Robert lo fissò, non sicuro di aver compreso.

«Hai visto come ha spaccato il gruppo? Tutti hanno paura di finire in disgrazia e quelli come te sono diventati dei paria mentre quelli come Matt fanno da nuovi padroni... E ogni volta che ti prende di mira mi osserva, sa che mi infastidisce, spera di dividere anche noi due. È semplicemente malefico.»

Robert sospirò: suo fratello aveva ragione. Quanto tempo ci sarebbe voluto perché decidesse di lasciarlo perdere per unirsi al gruppo dei vincenti? Era quello il suo posto: era evidente a tutti... pure Matt non aveva osato denunciarlo al sergente. Ma se non si sbrigava ad accettare di essere uno dei favoriti, avrebbe finito per diventare un reietto come lui.

«Jonathan, ti prego, non metterti nei guai. Basto già io a infangare il nome della nostra famiglia qui dentro» disse, fissandolo dolorosamente.

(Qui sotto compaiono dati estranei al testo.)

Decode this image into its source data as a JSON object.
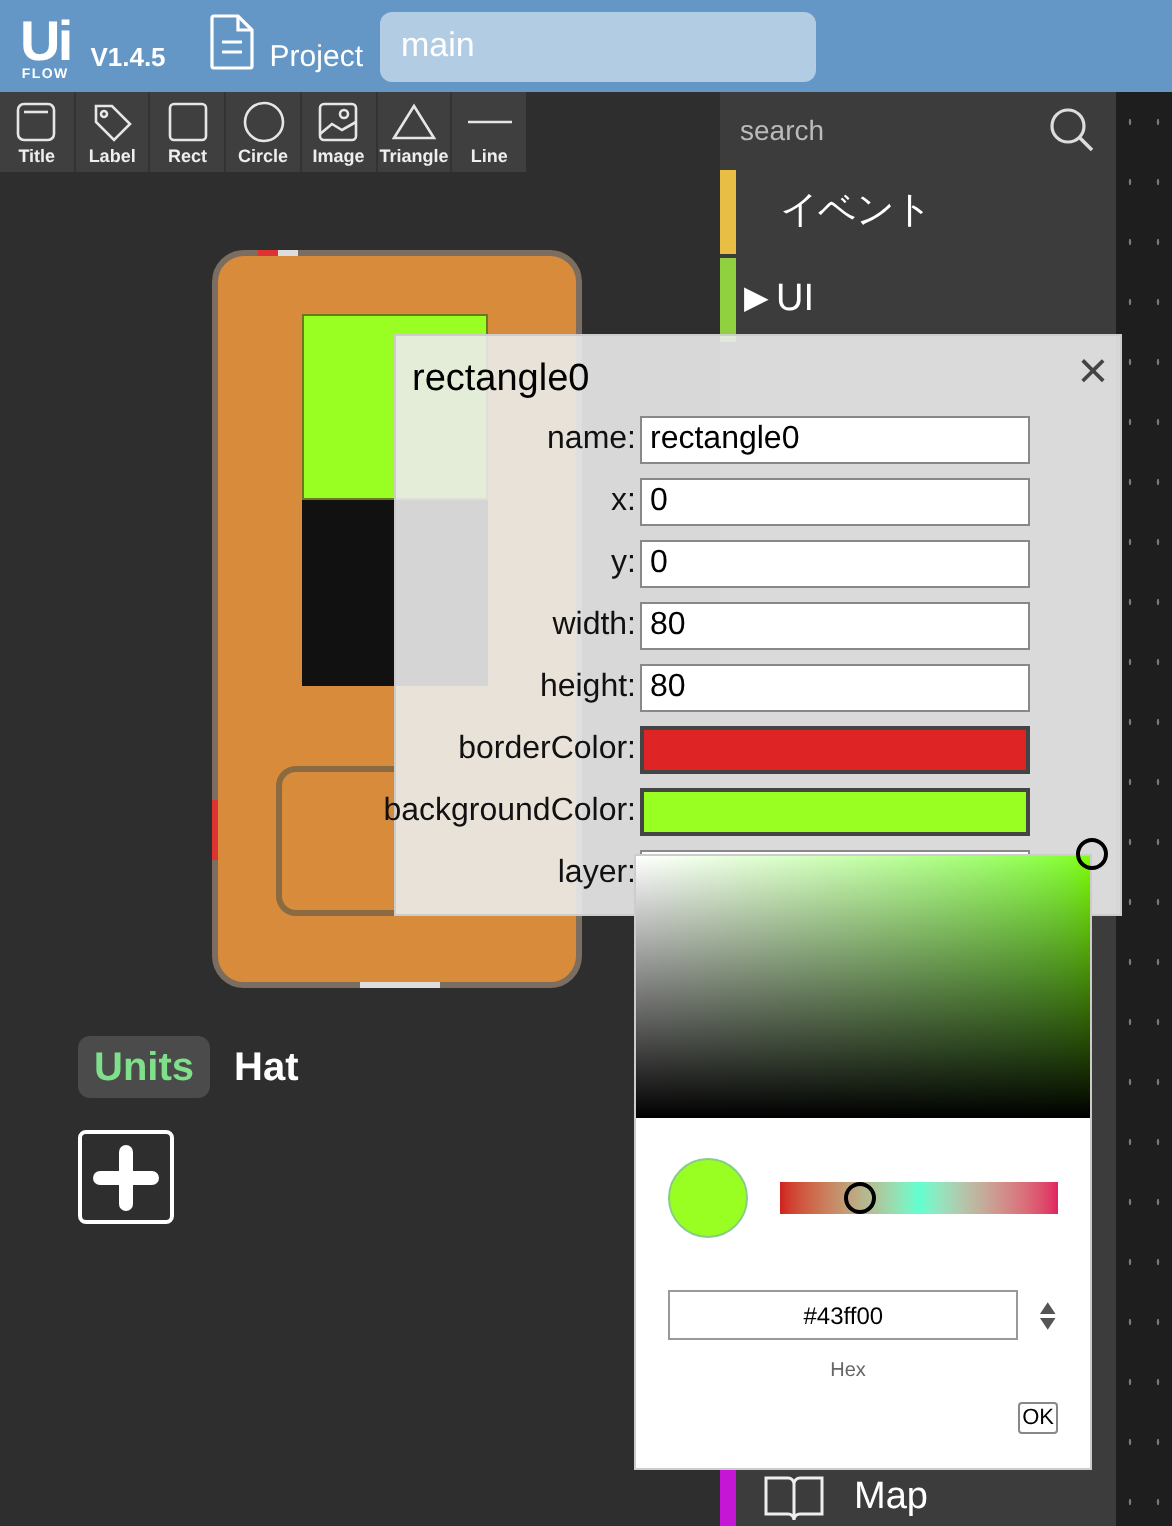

Il fratello strinse i pugni con rabbia: sapeva che era ingiusto, che non stava infangando nulla, che non era colpa sua, ma il padre prima o dopo sarebbe stato informato del suo scarso rendimento e non sarebbe stato felice. Voleva che il genitore fosse fiero di loro, di tutti e due. Suo fratello lo stava scongiurando di lasciarlo al suo destino, di non intromettersi per non peggiorare la situazione, ma non era certo che avrebbe saputo dominarsi ancora a lungo.